In today’s newsletter:

AI for Good: Ocean research

Source: NOAA

Covering some 70% of the planet’s surface, Earth’s oceans are a largely unexplored ecosystem full of species, knowledge and, of course, data, waiting to be uncovered. As of June, 2024, only 26% of the seafloor had been mapped with modern technologies, according to NOAA

Some oceanographers are turning to artificial intelligence and machine learning to help out with the process. 

  • To that effect, there’s a relatively new platform called Ocean Vision AI, a program — led in part by the Monterey Bay Aquarium Research Institute (MBARI) and Purdue University — whose goal is to advance AI tools to analyze visual ocean data. 

  • Right now, the program is working on building reliable training data sets to ensure that its vision models will be able to function accurately; it recently released a mobile game called FathomVerse which allows players to identify marine images to improve the AI models in question.  

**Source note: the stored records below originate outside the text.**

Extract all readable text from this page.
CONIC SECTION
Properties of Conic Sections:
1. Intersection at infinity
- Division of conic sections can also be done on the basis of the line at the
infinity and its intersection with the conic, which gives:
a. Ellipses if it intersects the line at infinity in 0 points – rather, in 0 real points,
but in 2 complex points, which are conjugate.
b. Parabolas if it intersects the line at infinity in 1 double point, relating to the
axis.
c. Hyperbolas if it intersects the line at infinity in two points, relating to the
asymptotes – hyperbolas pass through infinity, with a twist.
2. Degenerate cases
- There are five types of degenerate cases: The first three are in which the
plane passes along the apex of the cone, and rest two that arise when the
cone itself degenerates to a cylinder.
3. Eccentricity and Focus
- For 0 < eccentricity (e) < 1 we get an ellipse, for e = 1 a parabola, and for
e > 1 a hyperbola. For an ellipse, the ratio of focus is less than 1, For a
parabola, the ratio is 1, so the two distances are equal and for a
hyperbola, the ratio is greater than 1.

Why it matters: MBARI Principal Engineer Dr. Kakani Katija has been “frustrated by our lack of capacity to monitor life in the ocean. There’s a lot of activities that are happening or will happen in the ocean that could have a significant impact on the life that lives there, and I want to ensure that we have all the information we need to conduct those activities in a really sustainable way.”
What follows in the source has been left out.